There are two simple reasons for this: usage of Google Reader has declined, and as a company we’re pouring all of our energy into fewer products. We think that kind of focus will make for a better user experience.
To ensure a smooth transition, we’re providing a three-month sunset period so you have sufficient time to find an alternative feed-reading solution. If you want to retain your Reader data, including subscriptions, you can do so through Google Takeout.

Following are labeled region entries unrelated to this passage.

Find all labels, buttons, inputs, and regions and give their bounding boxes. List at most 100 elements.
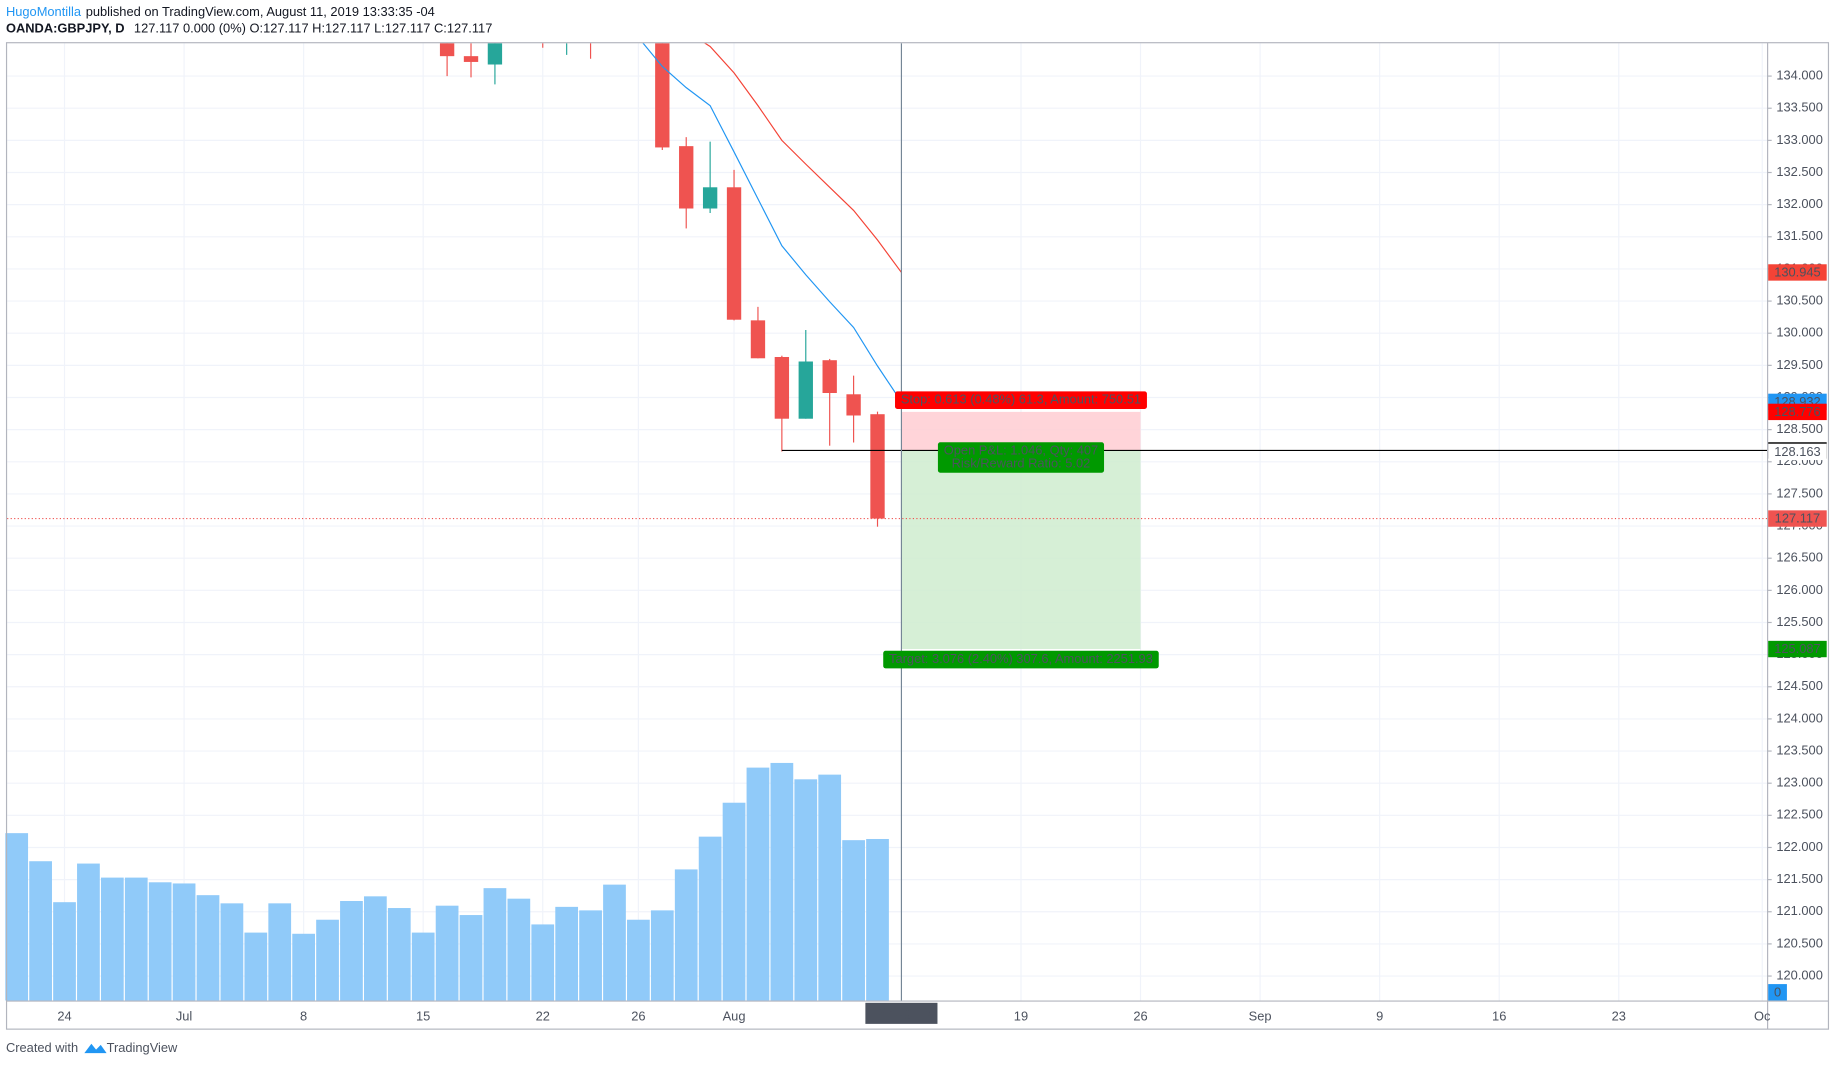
moving-average-badge-label: 130.945 — [1774, 264, 1820, 279]
volume-bar — [77, 863, 100, 1001]
y-tick-label: 130.000 — [1776, 325, 1822, 340]
volume-badge — [1768, 984, 1787, 1001]
volume-bar — [698, 836, 722, 1001]
candle-body — [774, 356, 790, 419]
header-line-1: HugoMontilla published on TradingView.com… — [6, 4, 435, 19]
volume-bar — [148, 882, 172, 1001]
symbol: OANDA:GBPJPY, D — [6, 21, 125, 36]
y-tick-label: 125.500 — [1776, 614, 1822, 629]
volume-bar — [507, 898, 531, 1001]
y-tick-label: 121.500 — [1776, 871, 1822, 886]
volume-bar — [866, 838, 889, 1001]
volume-bar — [674, 869, 698, 1001]
x-tick-label: 22 — [536, 1008, 550, 1023]
volume-bar — [579, 910, 602, 1001]
grid — [7, 43, 1768, 1001]
y-tick-label: 134.000 — [1776, 67, 1822, 82]
y-tick-label: 133.500 — [1776, 100, 1822, 115]
header-line-2: OANDA:GBPJPY, D 127.117 0.000 (0%) O:127.… — [6, 21, 492, 36]
volume-bar — [292, 933, 316, 1001]
y-tick-label: 122.500 — [1776, 807, 1822, 822]
volume-bar — [627, 919, 650, 1001]
candle-body — [750, 320, 766, 359]
stop-badge — [1768, 403, 1827, 421]
published-info: published on TradingView.com, August 11,… — [86, 4, 435, 19]
candle-body — [702, 187, 718, 209]
footer-brand[interactable]: TradingView — [107, 1040, 178, 1055]
y-tick-label: 124.500 — [1776, 678, 1822, 693]
pnl-label-box — [937, 442, 1105, 473]
target-label-text: Target: 3.076 (2.40%) 307.6, Amount: 225… — [889, 651, 1153, 666]
crosshair-price-badge — [1768, 443, 1827, 461]
quote: 127.117 0.000 (0%) O:127.117 H:127.117 L… — [134, 21, 492, 36]
volume-bar — [842, 840, 865, 1001]
y-tick-label: 126.000 — [1776, 582, 1822, 597]
x-tick-label: 16 — [1492, 1008, 1506, 1023]
volume-bar — [124, 877, 148, 1001]
y-tick-label: 126.500 — [1776, 550, 1822, 565]
volume-bar — [29, 861, 52, 1001]
candle-body — [679, 146, 694, 209]
x-tick-label: 15 — [416, 1008, 430, 1023]
candle-body — [870, 414, 885, 519]
pnl-label-text: Risk/Reward Ratio: 5.02 — [952, 455, 1091, 470]
x-tick-label: 19 — [1014, 1008, 1028, 1023]
stop-label-text: Stop: 0.613 (0.48%) 61.3, Amount: 750.51 — [901, 392, 1141, 407]
volume-bar — [722, 802, 746, 1001]
y-tick-label: 133.000 — [1776, 132, 1822, 147]
moving-average — [642, 43, 902, 403]
volume-bar — [650, 910, 674, 1001]
x-tick-label: Sep — [1249, 1008, 1272, 1023]
y-tick-label: 123.000 — [1776, 775, 1822, 790]
crosshair-price-badge-label: 128.163 — [1774, 444, 1820, 459]
y-tick-label: 132.000 — [1776, 196, 1822, 211]
volume-bar — [459, 915, 483, 1001]
volume-bar — [794, 779, 818, 1001]
volume-bar — [531, 924, 555, 1001]
volume-bar — [746, 767, 770, 1001]
moving-average-badge — [1768, 264, 1827, 281]
y-tick-label: 121.000 — [1776, 903, 1822, 918]
y-tick-label: 120.500 — [1776, 935, 1822, 950]
volume-bar — [363, 896, 387, 1001]
y-tick-label: 122.000 — [1776, 839, 1822, 854]
crosshair-time: 12 Aug '19 — [865, 1002, 938, 1024]
stop-badge-label: 128.776 — [1774, 404, 1820, 419]
volume-bar — [411, 932, 435, 1001]
target-label-box — [883, 650, 1159, 669]
candle-body — [798, 361, 813, 419]
candle-body — [726, 187, 742, 320]
y-tick-label: 129.500 — [1776, 357, 1822, 372]
volume-bar — [268, 903, 292, 1001]
x-tick-label: 23 — [1612, 1008, 1626, 1023]
x-tick-label: Oc — [1754, 1008, 1771, 1023]
x-tick-label: 26 — [1133, 1008, 1147, 1023]
candle-body — [463, 56, 479, 62]
crosshair-time-label: 12 Aug '19 — [871, 1005, 931, 1020]
pnl-label-text: Open P&L: 1.046, Qty: 407 — [944, 442, 1098, 457]
volume-bar — [387, 908, 411, 1001]
y-tick-label: 131.500 — [1776, 228, 1822, 243]
tradingview-logo — [84, 1043, 107, 1054]
y-tick-label: 124.000 — [1776, 710, 1822, 725]
target-badge — [1768, 640, 1827, 658]
x-tick-label: 26 — [631, 1008, 645, 1023]
volume-bar — [818, 774, 842, 1001]
author[interactable]: HugoMontilla — [6, 4, 82, 19]
overlay: Stop: 0.613 (0.48%) 61.3, Amount: 750.51… — [7, 43, 1768, 1001]
last-price-badge — [1768, 510, 1827, 527]
axes: 24 Jul 8 15 22 26 Aug 19 26 Sep 9 16 23 Oc 120.000 120.… — [57, 67, 1827, 1024]
volume-bar — [603, 884, 626, 1001]
x-tick-label: 24 — [57, 1008, 71, 1023]
volume-bar — [316, 919, 339, 1001]
x-tick-label: Jul — [176, 1008, 192, 1023]
volume-bar — [172, 883, 196, 1001]
x-tick-label: Aug — [723, 1008, 746, 1023]
y-tick-label: 127.500 — [1776, 485, 1822, 500]
volume-bar — [770, 762, 794, 1001]
y-tick-label: 120.000 — [1776, 967, 1822, 982]
last-price-badge-label: 127.117 — [1775, 511, 1821, 526]
volume-pane — [5, 762, 889, 1001]
x-tick-label: 8 — [300, 1008, 307, 1023]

Thank you again for using Reader as your RSS platform.” -Alan Green
There’s no doubt that it was tough for the Google Reader team, but what about Google? According to an interview by Om Malik of gigaom.com with Google Reader creator Chris Wetherell, there’s more to this story. Nothing that should exactly shock anybody; this is business, after all. However, what is shocking is how a product so powerful and useful may not have ever been viewed that way by the very corporation that created it. Chris Wetherell goes on to say:
“Even before the project saw the light of the day, Google executives were unsure about the service and it was through sheer perseverance that it squeaked out into the market. At one point, the management team threatened to cancel the project even before it saw the light of the day, if there was a delay.” -Chris Wetherell
It’s well known that Google+ was destined to take over and become Google’s premier social networking/news feed product but in business, the decisions that must be made aren’t always easy or correct; people make mistakes. Of all the current services offered by Google, a few others quickly come to mind that probably could have gotten the axe before, or instead of, Google Reader (Orkut anyone?).
What’s for sure, is that life will go on with or without Google Reader, however, this is one of those occasions that quickly reminds us of Google’s past track record.